Porém, à medida que a guerra prossegue, Israel consome os intercetores mais
rapidamente do que os produz, o que gera preocupação no sistema de segurança
sobre a possibilidade de o país ficar sem reservas, antes de o Irão esvaziar o
seu arsenal, pelo que as FDI passaram a racionalizar a utilização dos intercetores,
priorizando a proteção das zonas povoadas e das infraestruturas estratégicas.O Irão parece estar a reduzir a frequência dos ataques, reconhecendo que as suas reservas podem estar esgotadas. E Israel conta vários sistemas de defesa, nomeadamente: o sistema Arrow, para intercetar mísseis de alta altitude; o sistema David’s Sling, para intercetar mísseis a média altitude; e o sistema Cúpula de Ferro, para combater mísseis de curto alcance e os estilhaços dos intercetores. E os EUA forneceram a Israel sistemas de defesa adicionais, alguns dos quais são lançados a partir de navios no Mediterrâneo, bem como um novo sistema a laser, que ainda não foi amplamente testado, e caças, para intercetar drones.

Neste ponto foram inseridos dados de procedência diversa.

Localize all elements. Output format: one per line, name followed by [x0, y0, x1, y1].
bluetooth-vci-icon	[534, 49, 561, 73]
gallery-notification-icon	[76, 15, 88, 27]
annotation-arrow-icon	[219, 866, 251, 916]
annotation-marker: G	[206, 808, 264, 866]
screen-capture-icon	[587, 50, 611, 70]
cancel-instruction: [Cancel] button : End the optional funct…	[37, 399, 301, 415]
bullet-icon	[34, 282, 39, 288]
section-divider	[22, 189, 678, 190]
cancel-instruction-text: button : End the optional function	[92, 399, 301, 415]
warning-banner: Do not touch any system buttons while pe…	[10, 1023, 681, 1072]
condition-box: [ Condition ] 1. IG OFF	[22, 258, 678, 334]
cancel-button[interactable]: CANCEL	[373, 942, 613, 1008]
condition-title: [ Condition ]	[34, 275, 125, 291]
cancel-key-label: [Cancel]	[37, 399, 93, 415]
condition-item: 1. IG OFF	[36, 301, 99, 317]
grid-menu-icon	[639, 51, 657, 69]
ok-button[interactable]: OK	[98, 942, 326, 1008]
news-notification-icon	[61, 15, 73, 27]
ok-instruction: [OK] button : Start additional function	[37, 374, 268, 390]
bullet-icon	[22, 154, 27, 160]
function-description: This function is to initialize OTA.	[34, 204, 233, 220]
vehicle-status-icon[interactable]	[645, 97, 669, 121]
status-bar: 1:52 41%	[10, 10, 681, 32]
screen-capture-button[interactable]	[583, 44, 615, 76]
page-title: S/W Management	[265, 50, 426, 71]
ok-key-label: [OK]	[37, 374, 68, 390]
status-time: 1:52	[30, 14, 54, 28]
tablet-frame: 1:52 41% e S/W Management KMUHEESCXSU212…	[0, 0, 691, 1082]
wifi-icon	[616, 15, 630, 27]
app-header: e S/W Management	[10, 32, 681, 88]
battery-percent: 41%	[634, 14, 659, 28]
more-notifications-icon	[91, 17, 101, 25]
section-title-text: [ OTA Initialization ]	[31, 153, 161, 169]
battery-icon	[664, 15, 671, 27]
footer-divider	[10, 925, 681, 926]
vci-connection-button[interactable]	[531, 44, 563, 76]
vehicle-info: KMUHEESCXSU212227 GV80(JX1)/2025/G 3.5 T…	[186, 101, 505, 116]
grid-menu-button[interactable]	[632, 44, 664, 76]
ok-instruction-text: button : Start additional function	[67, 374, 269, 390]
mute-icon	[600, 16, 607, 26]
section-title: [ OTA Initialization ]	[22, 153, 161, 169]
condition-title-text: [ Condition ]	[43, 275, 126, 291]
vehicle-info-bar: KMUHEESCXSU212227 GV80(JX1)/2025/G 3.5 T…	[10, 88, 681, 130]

Entretanto, começaram a surgir, em Israel, vozes a pedir o fim da guerra, antes que as defesas do país sejam testadas para lá dos seus limites. Ao invés, outros apostam na capacidade de Israel destruir os restantes lançadores iranianos, fixos e móveis, espalhados por terra, com o objetivo de enfraquecer a capacidade de Teerão para lançar ataques simultâneos em grande escala.
No final, a continuidade e a sustentabilidade desta guerra dependem da ponderação entre os limitados recursos de defesa de ambos os lados e a sua capacidade de resiliência económica e moral, face à escalada dos custos humanos e materiais.
Tudo se complicará, se os EUA entrarem a guerra. Mas esta é uma tentação, pois os EUA não renunciarão a terem os seus interesses promovidos e defendidos na região. Por outro lado, a UE e o Ocidente, em geral, não têm autoridade moral para o apelo à diplomacia. Sempre reconheceram o direito de Israel se “defender”, sem limites para os massacres, e legitimam o uso de armas nucleares a Israel, quando negam ao Irão o direito de produzir energia nuclear. Ora, o Irão é um Estado tão soberano como Israel. Se querem resolver o problema do nuclear, ponham entre parêntesis todas as armas nucleares existentes, parem todos com a produção de armas e usem a energia nuclear, como todas as outras, para fins pacíficos e de desenvolvimento.
O resto é hipocrisia e ambição, por vezes, disfarçada de solidariedade.